Rejection. The mere mention of the word is enough to send some people into full-blown panic mode. When your work is rejected, it can be hard to not start questioning your abilities and second-guessing yourself. But is rejection really as bad as it seems? Not at all.
I can’t really remember just how many times my work has been rejected in my 13 year career. What I can remember is the last time. It was last week, in fact. And the time before that? Probably a few days earlier.
Rejection is very much an important part of the professional creative process, yet is one of the most difficult to accept. A lot of us come from backgrounds where the support and validation of our ideas are central to how we measure our success. We strive to please our audience with our skills and creativity and hungrily devour praise. When the opposite happens, sometimes we feel a huge sense of failure that can affect us in some pretty negative ways.
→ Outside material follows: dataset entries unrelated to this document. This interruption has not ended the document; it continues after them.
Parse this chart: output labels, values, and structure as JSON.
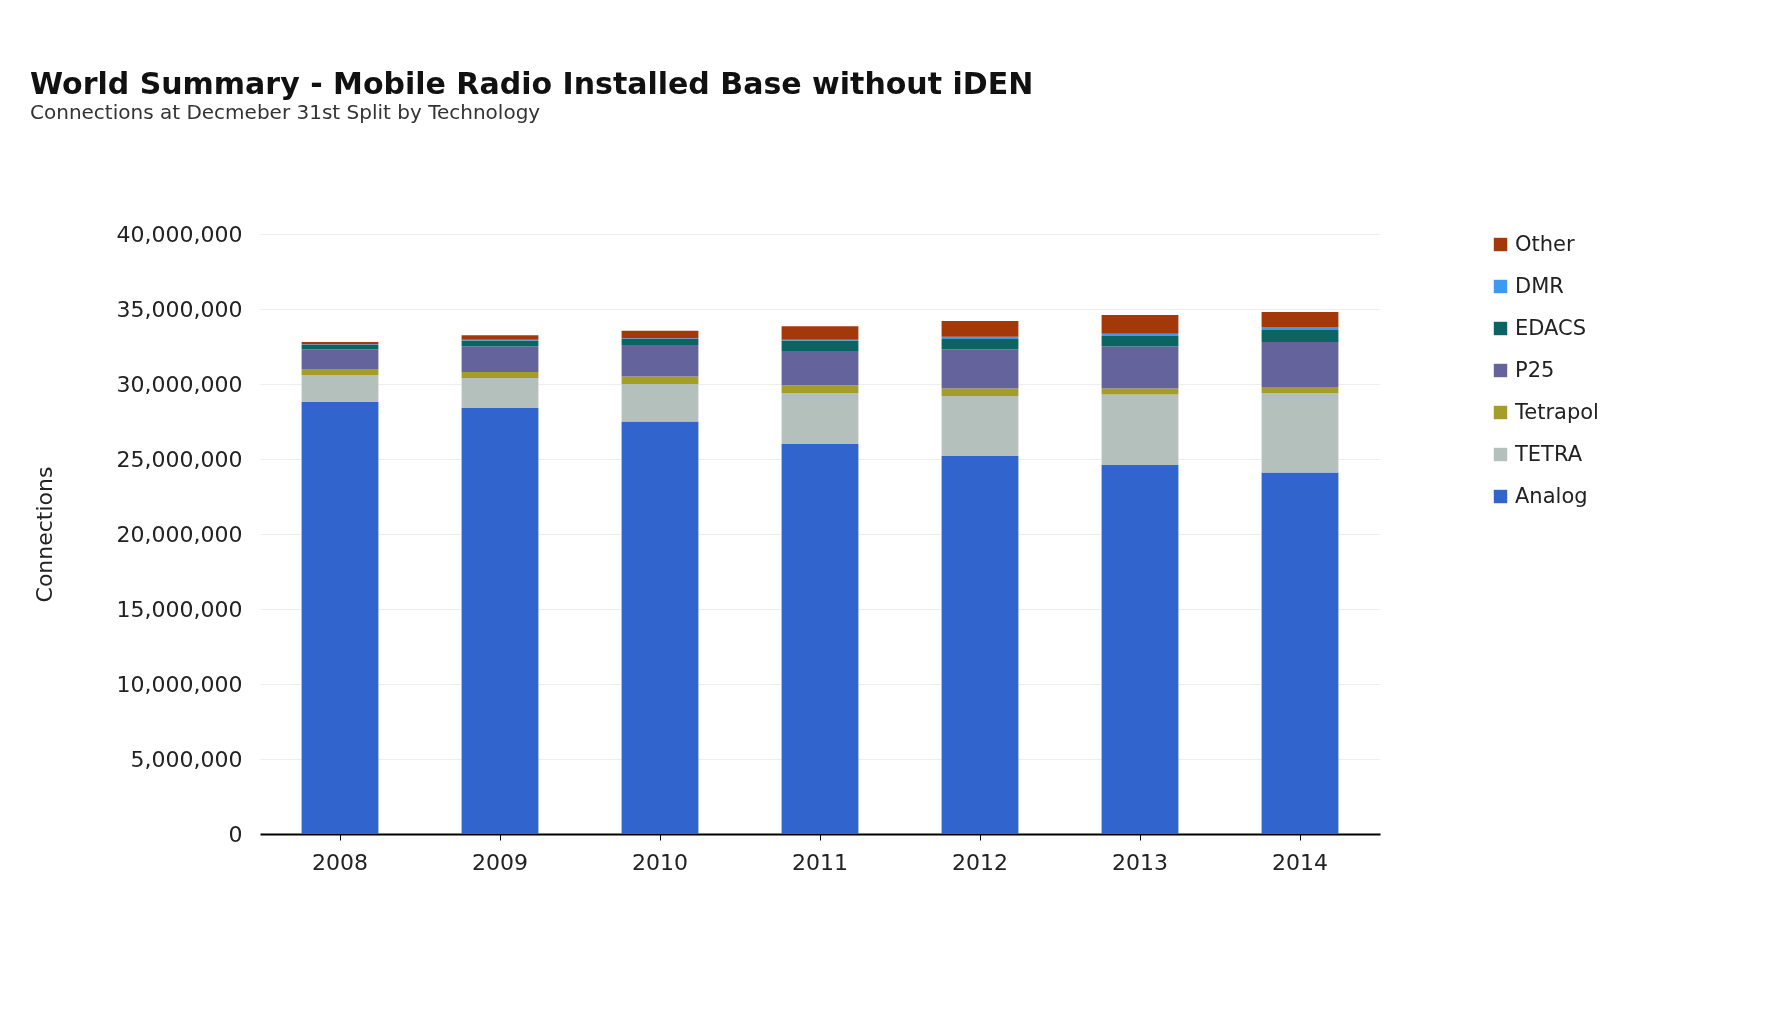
{
  "chart_data": {
    "type": "bar",
    "title": "World Summary - Mobile Radio Installed Base without iDEN",
    "subtitle": "Connections at Decmeber 31st Split by Technology",
    "ylabel": "Connections",
    "stacked": true,
    "grid": "y",
    "legend": "right",
    "categories": [
      "2008",
      "2009",
      "2010",
      "2011",
      "2012",
      "2013",
      "2014"
    ],
    "ylim": [
      0,
      40000000
    ],
    "yticks": [
      0,
      {
        "value": 5000000,
        "label": "5,000,000"
      },
      {
        "value": 10000000,
        "label": "10,000,000"
      },
      {
        "value": 15000000,
        "label": "15,000,000"
      },
      {
        "value": 20000000,
        "label": "20,000,000"
      },
      {
        "value": 25000000,
        "label": "25,000,000"
      },
      {
        "value": 30000000,
        "label": "30,000,000"
      },
      {
        "value": 35000000,
        "label": "35,000,000"
      },
      {
        "value": 40000000,
        "label": "40,000,000"
      }
    ],
    "series": [
      {
        "name": "Analog",
        "color": "#3164cc",
        "values": [
          28800000,
          28400000,
          27500000,
          26000000,
          25200000,
          24600000,
          24100000
        ]
      },
      {
        "name": "TETRA",
        "color": "#b3c0bb",
        "values": [
          1800000,
          2000000,
          2500000,
          3400000,
          4000000,
          4700000,
          5300000
        ]
      },
      {
        "name": "Tetrapol",
        "color": "#a59d2a",
        "values": [
          400000,
          400000,
          500000,
          500000,
          500000,
          400000,
          400000
        ]
      },
      {
        "name": "P25",
        "color": "#64639c",
        "values": [
          1300000,
          1700000,
          2100000,
          2300000,
          2600000,
          2800000,
          3000000
        ]
      },
      {
        "name": "EDACS",
        "color": "#0b6461",
        "values": [
          300000,
          400000,
          400000,
          700000,
          700000,
          700000,
          800000
        ]
      },
      {
        "name": "DMR",
        "color": "#3d9af0",
        "values": [
          50000,
          50000,
          50000,
          50000,
          150000,
          150000,
          200000
        ]
      },
      {
        "name": "Other",
        "color": "#a33808",
        "values": [
          150000,
          300000,
          500000,
          900000,
          1050000,
          1250000,
          1000000
        ]
      }
    ]
  }
}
A bit of advice: If you ever want to make a living at doing something creative, you’d better get over it. Why? Well, because we’re not mind-readers.
Here’s what I mean: When you create something for a specific company, group, or audience, you’re trying to connect and communicate with them. If that doesn’t happen at satisfactory level, then your work has failed at that job, and in turn, will probably be rejected. At that point, it is your job to reevaluate the disconnect, reexamine the problem, and reformulate a new solution- taking your previous try into consideration. The process repeats until the problem is solved and client / your audience is happy.
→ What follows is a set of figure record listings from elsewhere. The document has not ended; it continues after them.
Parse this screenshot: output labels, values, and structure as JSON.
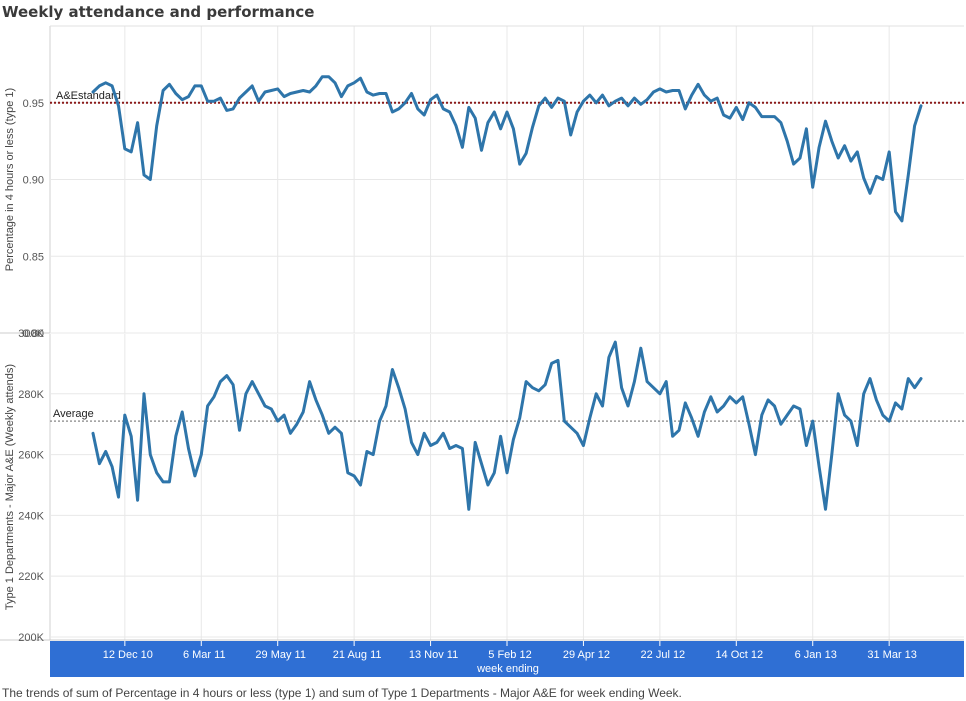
{
  "title": "Weekly attendance and performance",
  "caption": "The trends of sum of Percentage in 4 hours or less (type 1) and sum of Type 1 Departments - Major A&E for week ending Week.",
  "colors": {
    "line": "#2e75aa",
    "standard_line": "#8b1a1a",
    "average_line": "#999999",
    "axis_band": "#2f6fd4",
    "grid": "#e8e8e8"
  },
  "chart_data": [
    {
      "type": "line",
      "name": "percentage",
      "ylabel": "Percentage in 4 hours or less (type 1)",
      "yticks": [
        "0.80",
        "0.85",
        "0.90",
        "0.95"
      ],
      "ytick_values": [
        0.8,
        0.85,
        0.9,
        0.95
      ],
      "ylim": [
        0.8,
        1.0
      ],
      "reference_line": {
        "label": "A&Estandard",
        "value": 0.95
      },
      "values": [
        0.957,
        0.961,
        0.963,
        0.961,
        0.948,
        0.92,
        0.918,
        0.937,
        0.903,
        0.9,
        0.935,
        0.958,
        0.962,
        0.956,
        0.952,
        0.954,
        0.961,
        0.961,
        0.951,
        0.951,
        0.953,
        0.945,
        0.946,
        0.953,
        0.957,
        0.961,
        0.951,
        0.957,
        0.958,
        0.959,
        0.954,
        0.956,
        0.957,
        0.958,
        0.957,
        0.961,
        0.967,
        0.967,
        0.963,
        0.954,
        0.961,
        0.963,
        0.966,
        0.957,
        0.955,
        0.956,
        0.956,
        0.944,
        0.946,
        0.95,
        0.956,
        0.946,
        0.942,
        0.952,
        0.955,
        0.946,
        0.944,
        0.935,
        0.921,
        0.947,
        0.94,
        0.919,
        0.937,
        0.944,
        0.933,
        0.944,
        0.933,
        0.91,
        0.917,
        0.934,
        0.948,
        0.953,
        0.947,
        0.953,
        0.951,
        0.929,
        0.944,
        0.951,
        0.955,
        0.95,
        0.955,
        0.948,
        0.951,
        0.953,
        0.948,
        0.953,
        0.949,
        0.952,
        0.957,
        0.959,
        0.957,
        0.958,
        0.958,
        0.946,
        0.955,
        0.962,
        0.955,
        0.951,
        0.953,
        0.942,
        0.94,
        0.947,
        0.939,
        0.95,
        0.947,
        0.941,
        0.941,
        0.941,
        0.937,
        0.925,
        0.91,
        0.914,
        0.933,
        0.895,
        0.921,
        0.938,
        0.925,
        0.914,
        0.922,
        0.912,
        0.918,
        0.901,
        0.891,
        0.902,
        0.9,
        0.918,
        0.879,
        0.873,
        0.903,
        0.935,
        0.948
      ]
    },
    {
      "type": "line",
      "name": "attendances",
      "ylabel": "Type 1 Departments - Major A&E (Weekly attends)",
      "yticks": [
        "200K",
        "220K",
        "240K",
        "260K",
        "280K",
        "300K"
      ],
      "ytick_values": [
        200000,
        220000,
        240000,
        260000,
        280000,
        300000
      ],
      "ylim": [
        199000,
        300000
      ],
      "reference_line": {
        "label": "Average",
        "value": 271000
      },
      "values": [
        267000,
        257000,
        261000,
        256000,
        246000,
        273000,
        266000,
        245000,
        280000,
        260000,
        254000,
        251000,
        251000,
        266000,
        274000,
        262000,
        253000,
        260000,
        276000,
        279000,
        284000,
        286000,
        283000,
        268000,
        280000,
        284000,
        280000,
        276000,
        275000,
        271000,
        273000,
        267000,
        270000,
        274000,
        284000,
        278000,
        273000,
        267000,
        269000,
        267000,
        254000,
        253000,
        250000,
        261000,
        260000,
        271000,
        276000,
        288000,
        282000,
        275000,
        264000,
        260000,
        267000,
        263000,
        264000,
        267000,
        262000,
        263000,
        262000,
        242000,
        264000,
        257000,
        250000,
        254000,
        266000,
        254000,
        265000,
        272000,
        284000,
        282000,
        281000,
        283000,
        290000,
        291000,
        271000,
        269000,
        267000,
        263000,
        272000,
        280000,
        276000,
        292000,
        297000,
        282000,
        276000,
        284000,
        295000,
        284000,
        282000,
        280000,
        284000,
        266000,
        268000,
        277000,
        272000,
        266000,
        274000,
        279000,
        274000,
        276000,
        279000,
        277000,
        279000,
        270000,
        260000,
        273000,
        278000,
        276000,
        270000,
        273000,
        276000,
        275000,
        263000,
        271000,
        256000,
        242000,
        260000,
        280000,
        273000,
        271000,
        263000,
        280000,
        285000,
        278000,
        273000,
        271000,
        277000,
        275000,
        285000,
        282000,
        285000
      ]
    }
  ],
  "x_axis": {
    "title": "week ending",
    "ticks": [
      {
        "label": "12 Dec 10",
        "index": 5
      },
      {
        "label": "6 Mar 11",
        "index": 17
      },
      {
        "label": "29 May 11",
        "index": 29
      },
      {
        "label": "21 Aug 11",
        "index": 41
      },
      {
        "label": "13 Nov 11",
        "index": 53
      },
      {
        "label": "5 Feb 12",
        "index": 65
      },
      {
        "label": "29 Apr 12",
        "index": 77
      },
      {
        "label": "22 Jul 12",
        "index": 89
      },
      {
        "label": "14 Oct 12",
        "index": 101
      },
      {
        "label": "6 Jan 13",
        "index": 113
      },
      {
        "label": "31 Mar 13",
        "index": 125
      }
    ]
  }
}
Granted, it doesn’t always go as I described it, but the heart of the thing stays true. Rejection happens when the fit isn’t just right. It happens when something that makes perfect sense to you doesn’t effectively speak to someone else. It happens when there is a lack of understanding and communication. It happens when expectations are misunderstood or misrepresented.
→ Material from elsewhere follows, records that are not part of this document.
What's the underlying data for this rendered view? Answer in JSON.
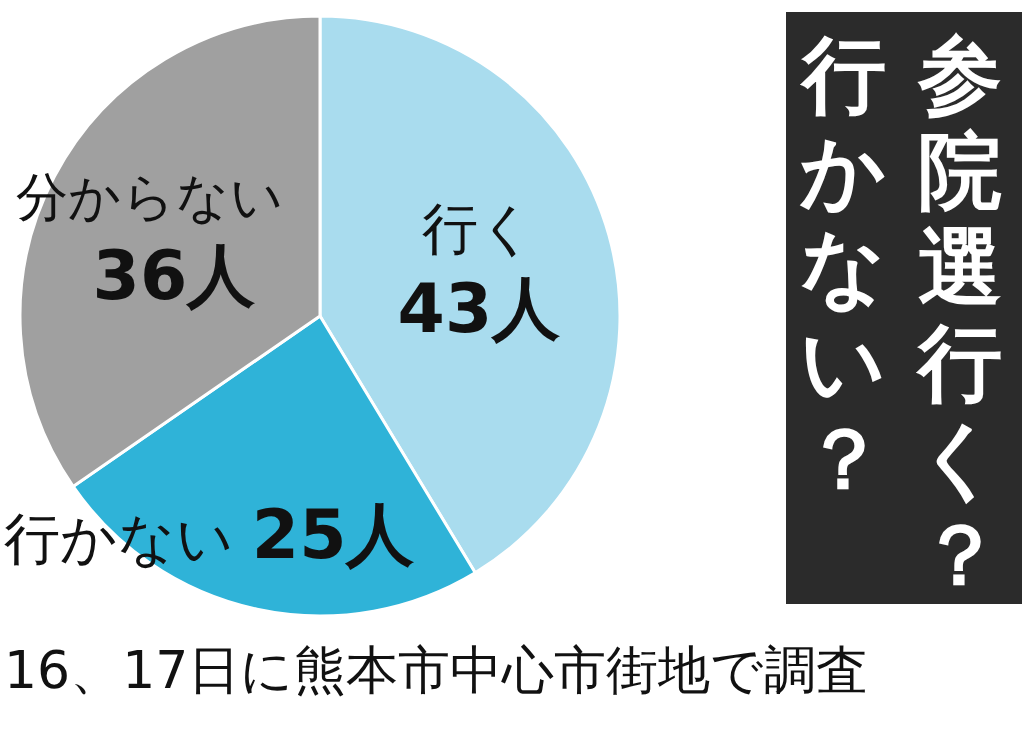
{
  "chart_data": {
    "type": "pie",
    "title": "参院選行く？行かない？",
    "categories": [
      "行く",
      "行かない",
      "分からない"
    ],
    "values": [
      43,
      25,
      36
    ],
    "value_labels": [
      "43人",
      "25人",
      "36人"
    ],
    "colors": [
      "#a9dcee",
      "#2fb3d8",
      "#a0a0a0"
    ],
    "annotations": [
      "16、17日に熊本市中心市街地で調査"
    ]
  }
}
The bad news is that when you decide to make your career a creative one, rejection happens more often than it doesn’t. Designers will find themselves endlessly tweaking and changing and modifying their work to better suit the needs of a client from project to project. “Revision requests” from client “feedback” is just a friendlier way of saying that your previous try was rejected, and you need to try again. Illustrators will be rejected for others with more suitable styles or working methods. Comic book writers may find that a publisher already has too many books about ninjas before either submitting something else, or trying another publisher.
Which brings us to the good news: more often than not, rejection isn’t a reflection of your abilities. It’s really just part of the job.